Once this comes to a boil, lower the flame and cook for 30-45 minutes. Cook until this is thick and creamy. Add in the whipping cream and cook for 10 more minutes. Add rosewater and mix again. Take it off the heat, and serve warm or chilled.
Sabudana Kheer
Sago or sabudana is a versatile ingredient that is used from breakfast, to starters, snacks to desserts. It is especially consumed during the fasting season and auspicious days.
To make sabudana kheer, you need sabudana, water, milk, sugar, cardamom powder, cashews, raisins, and saffron strands.
Rinse the tapioca pearls until the water runs clear. Take a heavy-bottomed pan and add the sabudana with water. Let the pearls soak for 15 more minutes.
Keep this pan on the stove and start cooking. Add warm milk to the mix and let it cook for 4-5 minutes.
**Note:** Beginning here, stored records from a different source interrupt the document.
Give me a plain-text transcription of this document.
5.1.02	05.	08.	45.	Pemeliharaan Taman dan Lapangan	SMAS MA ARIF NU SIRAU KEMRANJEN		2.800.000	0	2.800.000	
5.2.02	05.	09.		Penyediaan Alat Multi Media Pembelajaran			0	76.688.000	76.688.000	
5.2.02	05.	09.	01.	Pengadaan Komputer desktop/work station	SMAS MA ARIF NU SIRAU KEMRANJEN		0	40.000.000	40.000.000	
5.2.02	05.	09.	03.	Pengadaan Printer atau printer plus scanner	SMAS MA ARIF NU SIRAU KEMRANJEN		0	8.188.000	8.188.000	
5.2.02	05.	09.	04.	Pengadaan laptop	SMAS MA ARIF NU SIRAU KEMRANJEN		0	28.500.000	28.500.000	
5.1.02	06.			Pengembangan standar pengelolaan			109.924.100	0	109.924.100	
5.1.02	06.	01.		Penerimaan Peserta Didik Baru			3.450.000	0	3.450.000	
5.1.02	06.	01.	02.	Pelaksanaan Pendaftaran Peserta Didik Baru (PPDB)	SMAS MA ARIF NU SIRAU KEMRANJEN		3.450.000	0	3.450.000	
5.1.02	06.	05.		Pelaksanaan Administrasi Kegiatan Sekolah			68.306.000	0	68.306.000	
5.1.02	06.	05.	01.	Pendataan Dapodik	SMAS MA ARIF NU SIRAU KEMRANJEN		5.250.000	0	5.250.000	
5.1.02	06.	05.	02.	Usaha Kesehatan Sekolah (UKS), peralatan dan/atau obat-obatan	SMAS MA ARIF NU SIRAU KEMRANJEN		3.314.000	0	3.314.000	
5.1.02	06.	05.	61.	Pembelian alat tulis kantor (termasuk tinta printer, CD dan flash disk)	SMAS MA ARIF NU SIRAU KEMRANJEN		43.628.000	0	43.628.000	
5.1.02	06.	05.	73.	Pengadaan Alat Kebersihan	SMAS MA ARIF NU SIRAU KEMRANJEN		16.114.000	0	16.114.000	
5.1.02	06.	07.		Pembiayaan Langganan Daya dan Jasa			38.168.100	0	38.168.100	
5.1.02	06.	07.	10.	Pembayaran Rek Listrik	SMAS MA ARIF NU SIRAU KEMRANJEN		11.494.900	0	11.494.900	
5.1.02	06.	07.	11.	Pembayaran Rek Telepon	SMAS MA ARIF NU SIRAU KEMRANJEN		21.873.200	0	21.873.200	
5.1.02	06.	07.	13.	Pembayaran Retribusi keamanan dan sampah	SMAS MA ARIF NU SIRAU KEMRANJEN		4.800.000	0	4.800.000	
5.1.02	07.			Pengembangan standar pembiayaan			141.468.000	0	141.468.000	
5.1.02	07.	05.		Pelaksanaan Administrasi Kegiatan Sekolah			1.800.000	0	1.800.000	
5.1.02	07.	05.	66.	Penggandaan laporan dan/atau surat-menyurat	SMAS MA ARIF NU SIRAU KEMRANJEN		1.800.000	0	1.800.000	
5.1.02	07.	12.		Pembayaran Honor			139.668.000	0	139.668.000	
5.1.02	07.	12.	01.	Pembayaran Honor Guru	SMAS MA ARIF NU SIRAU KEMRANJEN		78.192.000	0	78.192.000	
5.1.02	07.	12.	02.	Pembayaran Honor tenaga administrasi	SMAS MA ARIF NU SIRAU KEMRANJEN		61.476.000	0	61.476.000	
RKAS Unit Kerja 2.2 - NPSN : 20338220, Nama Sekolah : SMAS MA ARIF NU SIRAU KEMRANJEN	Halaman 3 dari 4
Follow by adding sugar and green cardamom powder. Simmer the mix till sabudana has cooked and softened. This will take around 30 minutes. Keep stirring until cooked.
Next turn off the heat, add cashews and raisins. At this stage, you can add more sugar, if desired.
Wrapping Up
These were some Buddha Purnima food options you ought to try this season. From indulgent to protein-rich, there’s one kheer variant for everyone.